Whenever anything at Supertots needed painting or building, Dave was there to help out. “He’s the rock,” Cheryl said. They met when she was 15 and he was 16, living in Ridgewood, New Jersey. They both signed up to tutor kids in inner-city Paterson. “We were supposed to help them with their skills,” she said, “but we just loved them up, danced around with them. It was something we did together. On our first date, I announced I was going to have a school.”
Cheryl attended Wheelock College in Boston, earning a bachelors in early childhood education in 1976. To her delight, one of her alumni is now studying at Wheelock. After college, she taught nursery school for five years, and then the family moved to Woodstock. Unable to find a preschool that met her criteria for play-based, child-centered education, she kept her first child home until he started kindergarten. That year, 1983, she started Supertots so her twins could have the kind of care she was looking for: no TV, no technology, no brands. Her school had nothing Disney or Sesame Street. Creativity was paramount. “When the kids do art projects,” she said, “if two things go home looking alike, I feel I’ve failed.”

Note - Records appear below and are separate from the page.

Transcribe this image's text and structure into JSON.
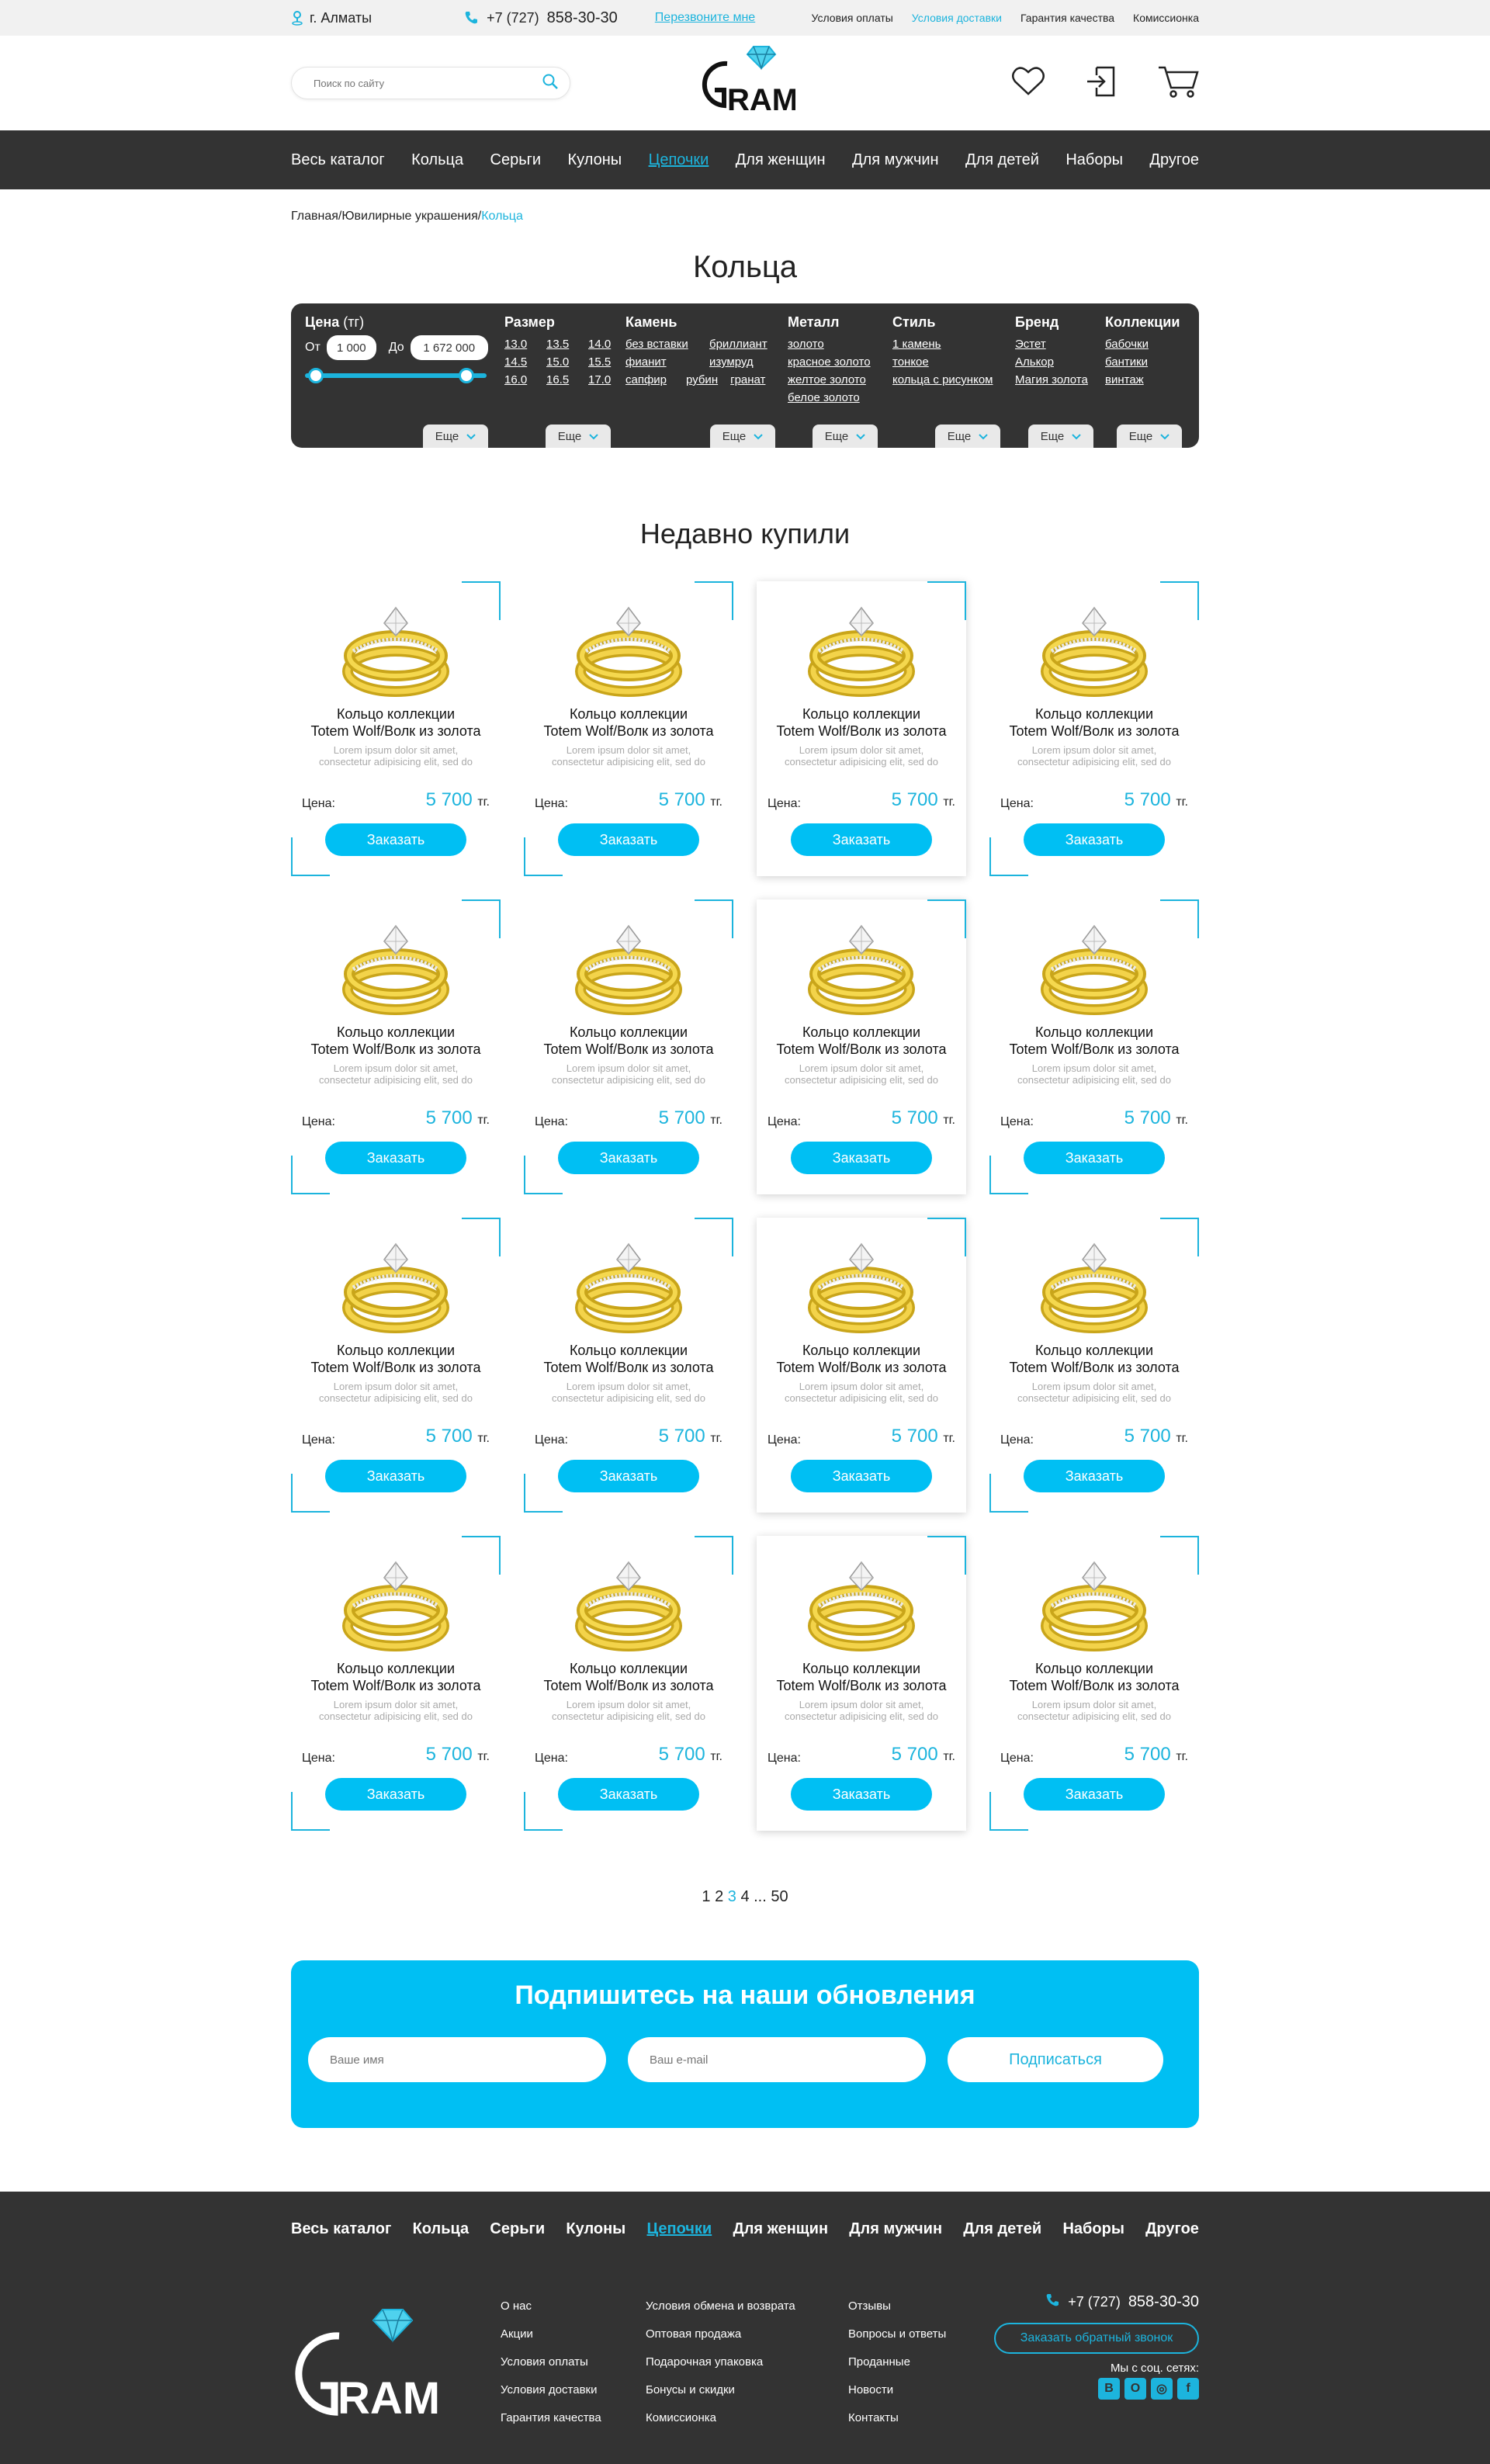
{
  "topbar": {
    "city": "г. Алматы",
    "phone_prefix": "+7 (727)",
    "phone_number": "858-30-30",
    "callback": "Перезвоните мне",
    "links": [
      "Условия оплаты",
      "Условия доставки",
      "Гарантия качества",
      "Комиссионка"
    ]
  },
  "search": {
    "placeholder": "Поиск по сайту"
  },
  "brand": {
    "name": "GRAM"
  },
  "nav": [
    "Весь каталог",
    "Кольца",
    "Серьги",
    "Кулоны",
    "Цепочки",
    "Для женщин",
    "Для мужчин",
    "Для детей",
    "Наборы",
    "Другое"
  ],
  "breadcrumb": {
    "home": "Главная",
    "sep": "/",
    "section": "Ювилирные украшения",
    "current": "Кольца"
  },
  "page_title": "Кольца",
  "filter": {
    "price": {
      "title": "Цена",
      "unit": "(тг)",
      "from_label": "От",
      "from": "1 000",
      "to_label": "До",
      "to": "1 672 000"
    },
    "size": {
      "title": "Размер",
      "options": [
        "13.0",
        "13.5",
        "14.0",
        "14.5",
        "15.0",
        "15.5",
        "16.0",
        "16.5",
        "17.0"
      ]
    },
    "stone": {
      "title": "Камень",
      "options": [
        "без вставки",
        "бриллиант",
        "фианит",
        "изумруд",
        "сапфир",
        "рубин",
        "гранат"
      ]
    },
    "metal": {
      "title": "Металл",
      "options": [
        "золото",
        "красное золото",
        "желтое золото",
        "белое золото"
      ]
    },
    "style": {
      "title": "Стиль",
      "options": [
        "1 камень",
        "тонкое",
        "кольца с рисунком"
      ]
    },
    "brand": {
      "title": "Бренд",
      "options": [
        "Эстет",
        "Алькор",
        "Магия золота"
      ]
    },
    "collections": {
      "title": "Коллекции",
      "options": [
        "бабочки",
        "бантики",
        "винтаж"
      ]
    },
    "more_label": "Еще"
  },
  "section_title": "Недавно купили",
  "product": {
    "title_line1": "Кольцо коллекции",
    "title_line2": "Totem Wolf/Волк из золота",
    "desc_line1": "Lorem ipsum dolor sit amet,",
    "desc_line2": "consectetur adipisicing elit, sed do",
    "price_label": "Цена:",
    "price": "5 700",
    "currency": "тг.",
    "order_label": "Заказать"
  },
  "pagination": [
    "1",
    "2",
    "3",
    "4",
    "...",
    "50"
  ],
  "subscribe": {
    "title": "Подпишитесь на наши обновления",
    "name_placeholder": "Ваше имя",
    "email_placeholder": "Ваш e-mail",
    "button": "Подписаться"
  },
  "footer": {
    "nav": [
      "Весь каталог",
      "Кольца",
      "Серьги",
      "Кулоны",
      "Цепочки",
      "Для женщин",
      "Для мужчин",
      "Для детей",
      "Наборы",
      "Другое"
    ],
    "col1": [
      "О нас",
      "Акции",
      "Условия оплаты",
      "Условия доставки",
      "Гарантия качества"
    ],
    "col2": [
      "Условия обмена и возврата",
      "Оптовая продажа",
      "Подарочная упаковка",
      "Бонусы и скидки",
      "Комиссионка"
    ],
    "col3": [
      "Отзывы",
      "Вопросы и ответы",
      "Проданные",
      "Новости",
      "Контакты"
    ],
    "phone_prefix": "+7 (727)",
    "phone_number": "858-30-30",
    "callback": "Заказать обратный звонок",
    "social_title": "Мы с соц. сетях:",
    "social": [
      "В",
      "О",
      "◎",
      "f"
    ]
  },
  "colors": {
    "accent": "#1cb4dd",
    "dark": "#333333",
    "button": "#00bff3"
  }
}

At first, people were skeptical. They told her a school that was also a parents’ cooperative, with one parent helping out at every class, would never fly in Woodstock. She didn’t even take a photo of her first class of children, fearing the school would collapse. By January, the phone was ringing, and before long, she had a waiting list of 30 children.

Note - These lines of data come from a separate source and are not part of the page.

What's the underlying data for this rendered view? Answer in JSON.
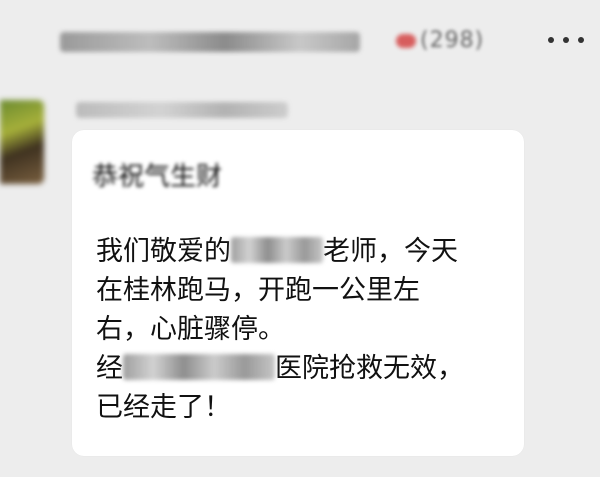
{
  "header": {
    "member_count": "(298)"
  },
  "message": {
    "quote_title": "恭祝气生财",
    "line1_before": "我们敬爱的",
    "line1_after": "老师，今天",
    "line2": "在桂林跑马，开跑一公里左",
    "line3": "右，心脏骤停。",
    "line4_before": "经",
    "line4_after": "医院抢救无效，",
    "line5": "已经走了！"
  }
}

Each class — infants, toddlers, preschool, and preschool plus — was limited to eight children. For eight years, to accommodate the waiting list, she held two sessions a day, but when she started to burn out, she phased back to one session as kids graduated.

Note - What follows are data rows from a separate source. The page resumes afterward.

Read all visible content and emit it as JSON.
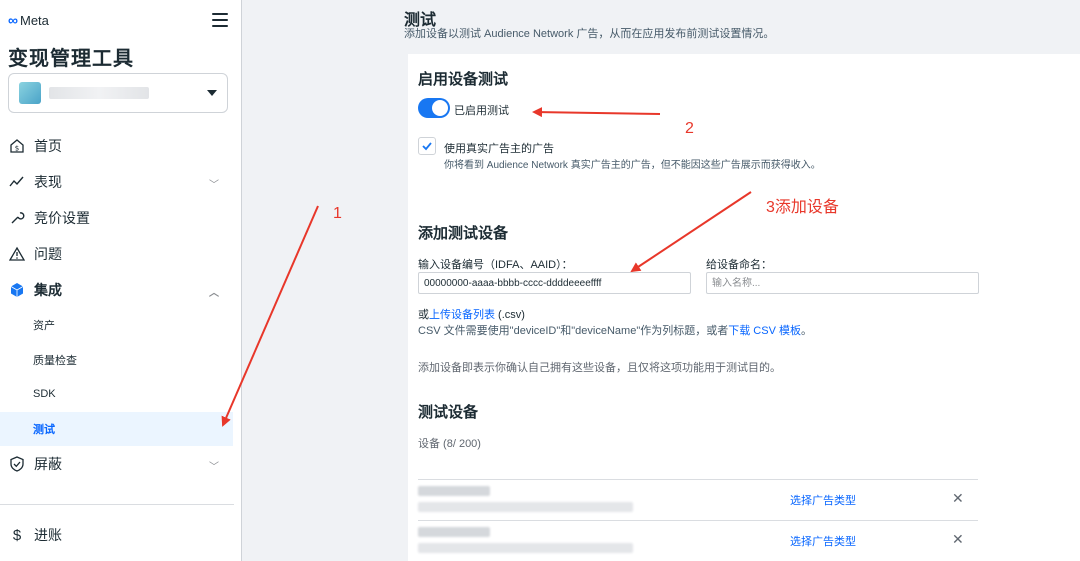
{
  "sidebar": {
    "brand": "Meta",
    "title": "变现管理工具",
    "nav": [
      {
        "label": "首页"
      },
      {
        "label": "表现"
      },
      {
        "label": "竞价设置"
      },
      {
        "label": "问题"
      },
      {
        "label": "集成"
      }
    ],
    "subnav": [
      {
        "label": "资产"
      },
      {
        "label": "质量检查"
      },
      {
        "label": "SDK"
      },
      {
        "label": "测试"
      }
    ],
    "nav_after": {
      "label": "屏蔽"
    },
    "bottom": {
      "label": "进账"
    }
  },
  "page": {
    "title": "测试",
    "description": "添加设备以测试 Audience Network 广告，从而在应用发布前测试设置情况。"
  },
  "enable_section": {
    "title": "启用设备测试",
    "toggle_label": "已启用测试",
    "toggle_on": true,
    "checkbox_label": "使用真实广告主的广告",
    "checkbox_checked": true,
    "checkbox_sub": "你将看到 Audience Network 真实广告主的广告，但不能因这些广告展示而获得收入。"
  },
  "add_section": {
    "title": "添加测试设备",
    "device_id_label": "输入设备编号（IDFA、AAID）：",
    "device_id_value": "00000000-aaaa-bbbb-cccc-ddddeeeeffff",
    "device_name_label": "给设备命名：",
    "device_name_placeholder": "输入名称...",
    "upload_prefix": "或",
    "upload_link": "上传设备列表",
    "upload_suffix": " (.csv)",
    "csv_note": "CSV 文件需要使用\"deviceID\"和\"deviceName\"作为列标题，或者",
    "csv_link": "下载 CSV 模板",
    "csv_note_end": "。",
    "consent": "添加设备即表示你确认自己拥有这些设备，且仅将这项功能用于测试目的。"
  },
  "devices_section": {
    "title": "测试设备",
    "count": "设备 (8/ 200)",
    "rows": [
      {
        "action": "选择广告类型"
      },
      {
        "action": "选择广告类型"
      }
    ]
  },
  "annotations": {
    "a1": "1",
    "a2": "2",
    "a3": "3添加设备",
    "color": "#e8372a"
  }
}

From 1990 to 1992, she spent her summers studying at Wheelock to obtain a masters in infant and toddler education, leaving Dave home with the four kids. “Dave’s a marathon runner,” Cheryl said. “Usually we spelled each other so we could both get exercise. While I was away, Dave put a baby monitor on the porch and ran in circles around our house on Plochmann Lane. When I got home, there was a trench around the house.”
After 34 years of working as a psychologist in the Saugerties school system, Dave retired two years ago. Cheryl wanted to spend more time with him and with her kids and grandchildren, so she stopped admitting new classes and closed the school when the last class of seven preschool plus children graduated.
The night before the graduation, a group of mothers surprised her by renting a limo and taking her out, all of them dressed in turquoise, her favorite color. She revealed her secret — that she’d had the Supertots logo, designed by her oldest son, tattooed on her ankle the month before. She’d been wearing socks ever since, not wanting to show anyone until it was completely healed. “My kids freaked out,” she said. “I never let them get tattoos. But I need it, to keep Supertots close.”
Cheryl hasn’t decided what her next project will be. “Something meaningful that doesn’t involve money,” she said. Meanwhile, she had a babysitting gig set up for that night, looking after a four-year-old, a seven-year-old, and a ten-year-old. She was really looking forward to it.